Comment s’est passée votre arrivée en Europe ? N’est-il pas difficile de vivre tous ces changements ?
L’intégration était bien faite, j’ai été accueilli dans une famille italienne qui m’a adopté, ils m’ont introduit à la culture et à la langue j’y ai passé deux ans. J’ai eu une très belle relation avec eux. Quand je vais à Rome, je loge encore dans cette famille. Après mes deux années d’université pontificale j’ai intégré le séminaire en 2005. J’y ai rencontré d’autres séminaristes qui avaient fait le même chemin et on a créé des liens d’amitié. J’ai eu des moments difficiles mais je ne les ai jamais affrontés tout seul et j’ai trouvé de la force dans la prière. Il faut aussi garder à l’esprit que c’est un choix, un dessin que j’ai mûri. L’évangile nous aide à cette aventure, Jésus a eu une vie agitée de la conception à la mort, c’est un perpétuel mouvement. Quand un prêtre regarde la vie de Jésus, il apprend à vivre dans la réalité où l’Esprit l’envoie en mission.
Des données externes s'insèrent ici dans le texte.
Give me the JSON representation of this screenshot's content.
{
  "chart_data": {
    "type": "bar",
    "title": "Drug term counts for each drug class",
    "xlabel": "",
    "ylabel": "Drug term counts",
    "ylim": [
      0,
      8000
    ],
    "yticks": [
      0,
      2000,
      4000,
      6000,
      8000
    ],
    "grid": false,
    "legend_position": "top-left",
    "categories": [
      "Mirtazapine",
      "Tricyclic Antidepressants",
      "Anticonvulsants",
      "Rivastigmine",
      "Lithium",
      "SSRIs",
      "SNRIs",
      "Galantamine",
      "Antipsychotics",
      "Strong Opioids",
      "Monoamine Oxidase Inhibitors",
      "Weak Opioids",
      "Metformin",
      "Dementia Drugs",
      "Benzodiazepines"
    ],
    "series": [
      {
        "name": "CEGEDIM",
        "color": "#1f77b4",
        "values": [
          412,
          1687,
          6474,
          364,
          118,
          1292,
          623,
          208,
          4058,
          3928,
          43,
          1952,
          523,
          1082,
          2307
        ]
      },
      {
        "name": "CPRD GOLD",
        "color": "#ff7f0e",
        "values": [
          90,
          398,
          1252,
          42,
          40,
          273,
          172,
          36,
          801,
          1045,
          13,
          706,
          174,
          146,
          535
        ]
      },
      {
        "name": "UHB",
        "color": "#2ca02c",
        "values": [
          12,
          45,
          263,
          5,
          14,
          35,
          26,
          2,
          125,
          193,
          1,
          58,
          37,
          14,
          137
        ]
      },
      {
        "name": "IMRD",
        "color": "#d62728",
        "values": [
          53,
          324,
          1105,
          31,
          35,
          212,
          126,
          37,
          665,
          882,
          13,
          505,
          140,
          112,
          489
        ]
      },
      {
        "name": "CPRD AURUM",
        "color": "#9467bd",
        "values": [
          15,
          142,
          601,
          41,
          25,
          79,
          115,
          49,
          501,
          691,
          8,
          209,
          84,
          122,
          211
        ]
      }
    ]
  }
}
Qu’allez-vous faire à présent en Guinée ? Est-ce que ce départ était un choix de votre part ?
Oui, c’est un choix personnel avec le concours de beaucoup de choses qui m’amène à rentrer en Afrique, ça fait 20 ans que je suis en Europe, il est aussi temps pour moi de restituer un peu de mes expériences. Je retourne à N’Zérékoré, où j’ai aussi une partie de ma famille avec ma maman âgée de 88 ans. C’est un défi, je suis comme face à l’inconnu car je vais trouver de nouveaux visages, même si j’ai aussi beaucoup d’amis là-bas. Je ne rentre pas avec des solutions préconçues, mais avec l’envie de faire des rencontres, de rejoindre les autres dans la mission commune et mettre mon charisme au service de l’église locale, de faire avec les personnes. J’ai mon doctorat en Droit Canonique et j’envisage aussi de mettre à profit ce que j’ai appris cette année en faisant le Diplôme d’Etude de Relation Islamo-Chrétienne, à l’ISTR, car la Guinée est un pays majoritairement musulman.
Que gardez-vous de votre expérience marseillaise ? Avez-vous un message pour les paroissiens ?
Avant de venir ici, on me disait de me méfier car Marseille est une ville à mauvaise réputation. Mais même s’il y a des difficultés sociales, je pense qu’à Marseille chacun trouve sa place d’une manière ou d’une autre. C’est une ville qui te met au défi, te fait descendre de ton piédestal et pour te faire confronter avec la réalité. J’y ai trouvé un très bon accueil, des gens de la paroisse et du quartier. Ils m’ont ouvert leurs cœurs, leurs maisons et permis d’exercer mon ministère de manière sereine. Marseille va me manquer, mais mon départ ne signifie pas la fin de notre amitié, on va continuer à échanger entre Marseille et la Guinée.